L = Z5[x]/(x^2+2x+4) is a field and the multiplicative group L* is generated as a cyclic group by s+3, where s is the congruence class of x modulo x^2+2x+4. Prove the following statements about the orders of elements in L*.

(a) s has order 12.
(b) s+1 has order 8.
(c) s+2 has order 12.
(d) 2s has order 6.

I thought this problem wouldn't be so bad but I am having difficulties. Any help would be appreciated!

Just use brute force with some shortcuts:

Addendum which somehow got left out.
For (c), from the list of powers of s, s+2=s¹¹. Since 11 is prime to 12, s+2 has order s, that is 12.
For (d), 2s=s¹⁰. So 2s has order 12/gcd(10,12)=6

(a) remember |L*| = 24, so we only need to check orders which are divisors of 24.

s² = -2s - 4 = 3s + 1 ≠ 1, so s does not have order 2.

s³ = s(s²) = s(3s + 1) = 3s² + s = 3(3s + 1) + s = 4s + 3 + s = 3 (cubes do not always behave as expected in this strange type of field).

anyway, s³ ≠ 1, so s does not have order 3.

s⁴ = (s²)² = (3s + 1)² = 4s² + s + 1 = 4(3s + 1) + s + 1 = 2s + 4 + s + 1 = 3s ≠ 1

(hmm....it would have easier to calculate s⁴ = s(s³) = s(3) = 3s. oh well, s doesn't have order 4).

s⁶ = (s³)² = 3² = 4 ≠ 1, s does not have order 6.

s⁸ = (s⁴)² = (3s)² = 4s² = 4(3s + 1) = 2s + 4 ≠ 1, s does not have order 8.

s¹² = (s⁶)² = 4² = 1 <---bingo!

of course you could have calculated ALL the powers of s+3, and made a "discrete log table" (that is: a homomorphism L*-->Z₂₄).

for example, (s+3)² = s² + s + 4 = 3s + 1 + s + 4 = 4s, so:

log_(s+3)(4s) = 2 (our logarithm "base" is s+3, and products in L* get turned into sums in Z₂₄).

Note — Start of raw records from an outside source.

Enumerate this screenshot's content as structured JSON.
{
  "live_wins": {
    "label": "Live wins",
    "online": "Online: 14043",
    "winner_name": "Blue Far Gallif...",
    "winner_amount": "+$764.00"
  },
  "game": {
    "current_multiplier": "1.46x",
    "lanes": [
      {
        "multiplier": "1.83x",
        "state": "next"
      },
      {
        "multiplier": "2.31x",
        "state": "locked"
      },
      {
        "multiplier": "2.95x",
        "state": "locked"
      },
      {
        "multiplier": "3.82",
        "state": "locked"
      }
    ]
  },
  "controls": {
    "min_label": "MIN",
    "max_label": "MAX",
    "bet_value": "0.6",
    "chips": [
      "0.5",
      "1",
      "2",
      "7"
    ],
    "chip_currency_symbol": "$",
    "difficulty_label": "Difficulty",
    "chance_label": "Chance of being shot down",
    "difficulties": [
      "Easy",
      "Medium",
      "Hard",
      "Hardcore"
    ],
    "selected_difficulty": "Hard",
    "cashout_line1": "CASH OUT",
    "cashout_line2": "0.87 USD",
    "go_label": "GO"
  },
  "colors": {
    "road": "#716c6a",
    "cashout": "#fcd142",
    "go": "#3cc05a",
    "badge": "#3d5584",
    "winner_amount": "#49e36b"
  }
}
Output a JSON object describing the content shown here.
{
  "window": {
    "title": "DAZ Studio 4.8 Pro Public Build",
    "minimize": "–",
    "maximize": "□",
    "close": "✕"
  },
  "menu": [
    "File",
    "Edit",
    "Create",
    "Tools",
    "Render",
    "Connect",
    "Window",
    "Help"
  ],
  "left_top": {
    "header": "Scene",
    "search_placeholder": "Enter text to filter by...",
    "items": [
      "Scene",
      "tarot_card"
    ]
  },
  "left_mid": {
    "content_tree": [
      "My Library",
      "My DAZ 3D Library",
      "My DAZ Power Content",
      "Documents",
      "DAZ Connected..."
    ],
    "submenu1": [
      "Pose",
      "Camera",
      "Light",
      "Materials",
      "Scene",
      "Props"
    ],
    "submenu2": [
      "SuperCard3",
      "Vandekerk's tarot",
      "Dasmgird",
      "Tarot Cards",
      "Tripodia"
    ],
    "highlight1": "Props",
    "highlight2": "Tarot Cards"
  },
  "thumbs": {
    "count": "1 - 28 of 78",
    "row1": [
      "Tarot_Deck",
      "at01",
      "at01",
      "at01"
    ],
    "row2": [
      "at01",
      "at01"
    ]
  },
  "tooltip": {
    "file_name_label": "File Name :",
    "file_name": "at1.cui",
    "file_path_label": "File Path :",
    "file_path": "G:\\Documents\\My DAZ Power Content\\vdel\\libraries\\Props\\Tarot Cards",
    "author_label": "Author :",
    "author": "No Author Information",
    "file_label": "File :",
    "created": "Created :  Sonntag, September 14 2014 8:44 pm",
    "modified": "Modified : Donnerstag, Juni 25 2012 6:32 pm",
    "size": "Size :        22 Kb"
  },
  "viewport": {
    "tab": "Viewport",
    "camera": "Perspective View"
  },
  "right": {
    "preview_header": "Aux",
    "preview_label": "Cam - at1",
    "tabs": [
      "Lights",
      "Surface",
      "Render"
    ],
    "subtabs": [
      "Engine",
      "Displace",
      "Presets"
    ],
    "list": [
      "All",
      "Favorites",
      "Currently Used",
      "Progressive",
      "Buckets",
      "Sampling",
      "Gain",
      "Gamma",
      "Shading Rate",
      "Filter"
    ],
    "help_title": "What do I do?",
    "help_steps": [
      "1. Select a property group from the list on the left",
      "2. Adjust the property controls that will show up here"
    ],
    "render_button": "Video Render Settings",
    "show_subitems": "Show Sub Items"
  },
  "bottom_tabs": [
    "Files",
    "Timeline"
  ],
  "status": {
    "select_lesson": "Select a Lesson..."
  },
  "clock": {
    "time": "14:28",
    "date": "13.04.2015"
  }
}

this would allow you to realize any element of L* as (s+3)^k (for k = 0,1,2,...,23)

and then the order of (s+3)^k is: 24/gcd(k,24). this puts all the work "up-front" (creating the log table is the most time-consuming), but when finished the order of any element is computed easily:

|g| = 24/gcd(log_(s+3)(g),24)